The answer was “c-commerce,” or conversational commerce, which entails selling product and communicating with consumers via text message.
“We became the first brand to sell products via text in 2015. The idea was to connect with customers and offer innovation faster. We quickly realized that this way of doing business has incredible promise in the retail space, particularly as grocery stores are becoming obsolete,” said Normandin.
Since then, the company has gone on to gather more than 100,000 members who pay for their monthly deliveries. It has expanded its offer to eight organic beverages featuring some of the trendiest ingredients in the health space, such as collagen, charcoal, matcha and rose.
According to Normandin, the concept has resonated because modern-day consumers want products delivered to them, and appreciate the ability to ask questions directly about what they are buying.
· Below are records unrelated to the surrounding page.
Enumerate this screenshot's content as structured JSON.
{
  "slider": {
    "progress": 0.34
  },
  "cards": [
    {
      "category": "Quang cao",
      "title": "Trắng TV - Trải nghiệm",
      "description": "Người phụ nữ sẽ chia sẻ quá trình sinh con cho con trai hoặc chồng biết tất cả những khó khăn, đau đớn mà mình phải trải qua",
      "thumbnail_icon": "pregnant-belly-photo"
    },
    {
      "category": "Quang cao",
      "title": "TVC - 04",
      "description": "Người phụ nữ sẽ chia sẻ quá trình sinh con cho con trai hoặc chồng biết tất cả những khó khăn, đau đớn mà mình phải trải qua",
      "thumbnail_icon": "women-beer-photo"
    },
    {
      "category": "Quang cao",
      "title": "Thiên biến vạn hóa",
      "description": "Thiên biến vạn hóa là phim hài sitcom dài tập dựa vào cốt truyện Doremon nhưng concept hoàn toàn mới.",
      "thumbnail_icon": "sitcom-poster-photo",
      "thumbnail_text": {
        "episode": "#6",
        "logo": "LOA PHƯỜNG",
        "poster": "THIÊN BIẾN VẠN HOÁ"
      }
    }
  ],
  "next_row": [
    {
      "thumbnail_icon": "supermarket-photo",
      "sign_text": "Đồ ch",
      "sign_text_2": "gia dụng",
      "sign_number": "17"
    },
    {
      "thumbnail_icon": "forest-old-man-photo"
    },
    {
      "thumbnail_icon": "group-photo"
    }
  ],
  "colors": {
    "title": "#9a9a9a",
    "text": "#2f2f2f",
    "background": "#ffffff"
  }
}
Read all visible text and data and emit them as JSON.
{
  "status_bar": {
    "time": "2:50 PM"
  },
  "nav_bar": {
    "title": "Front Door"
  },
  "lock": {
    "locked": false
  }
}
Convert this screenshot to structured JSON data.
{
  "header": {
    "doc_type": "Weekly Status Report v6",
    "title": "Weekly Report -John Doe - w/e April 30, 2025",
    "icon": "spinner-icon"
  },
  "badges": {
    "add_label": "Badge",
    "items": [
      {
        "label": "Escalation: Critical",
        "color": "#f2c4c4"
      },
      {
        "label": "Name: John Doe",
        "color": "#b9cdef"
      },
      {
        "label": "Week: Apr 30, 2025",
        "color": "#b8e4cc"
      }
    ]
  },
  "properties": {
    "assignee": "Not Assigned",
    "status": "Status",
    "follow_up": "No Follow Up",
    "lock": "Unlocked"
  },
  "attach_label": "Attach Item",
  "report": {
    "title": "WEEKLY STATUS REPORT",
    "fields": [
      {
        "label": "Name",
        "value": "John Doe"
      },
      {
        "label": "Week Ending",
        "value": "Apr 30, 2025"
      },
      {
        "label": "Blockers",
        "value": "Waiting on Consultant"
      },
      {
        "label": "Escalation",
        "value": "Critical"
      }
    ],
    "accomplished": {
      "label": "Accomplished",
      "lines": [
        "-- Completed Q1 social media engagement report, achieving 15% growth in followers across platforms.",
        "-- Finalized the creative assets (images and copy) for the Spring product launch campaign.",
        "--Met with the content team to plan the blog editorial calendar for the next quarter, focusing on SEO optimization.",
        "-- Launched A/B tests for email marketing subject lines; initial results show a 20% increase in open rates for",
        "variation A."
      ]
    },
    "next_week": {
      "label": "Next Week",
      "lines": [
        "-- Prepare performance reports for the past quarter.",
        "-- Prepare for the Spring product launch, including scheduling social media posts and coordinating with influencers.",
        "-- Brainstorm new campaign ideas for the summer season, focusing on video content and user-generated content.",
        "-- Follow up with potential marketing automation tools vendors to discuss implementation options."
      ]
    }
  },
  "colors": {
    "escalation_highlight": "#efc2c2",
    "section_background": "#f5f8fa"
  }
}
As the brand grew its audience, Normandin leveraged the momentum by building a broader sense of community around the Dirty Lemon products. He did so by going into physical retail and using brick-and-mortar locations as a means of marketing rather than selling.
Instead of buying shelf space in grocery stores like traditional food and beverage companies, he chose to place his drinks at members’ clubs like Soho House and gyms in the U.S.
“We want to be where customers spend their time. If we are not delivering to your door, we want to be where you work, play and spend the rest of your day,” he added. “We’ve always explored retail as a marketing channel; we’re not looking to make money from it.”
The company took a similar approach when it came to opening its own retail locations. Its first store concept, opened in Manhattan’s NoLIta neighborhood, took the form of a nonalcoholic bar called the Drug Store. It showcased the craft that goes into creating the beverages and aimed to engage customers old and new.
“In the mornings, the store became a place for people who hadn’t heard of the brand before. In the evenings, we reserved it for VIP members to host live music concerts or panel discussions. It offers a new level of connection with the brand,” said Normandin, adding that he plans to expand the store concept to other cities across the U.S. A launch in London is in the works for later this year.
Retail has proven an efficient communications tool for Dirty Lemon’s new products. When it was debuting its rose water beverage, the company opened its own rose flower shop on Valentine’s Day and invited customers, via text, to visit for the chance to receive a complimentary drink.
That strategy was in line with its policy of never texting customers to sell a new product, but to offer them something instead. Opening pop-ups has also proven fruitful on the data front. “Collecting data at retail and using technology to drive people to retail is a very meaningful part of the business,” added Normandin.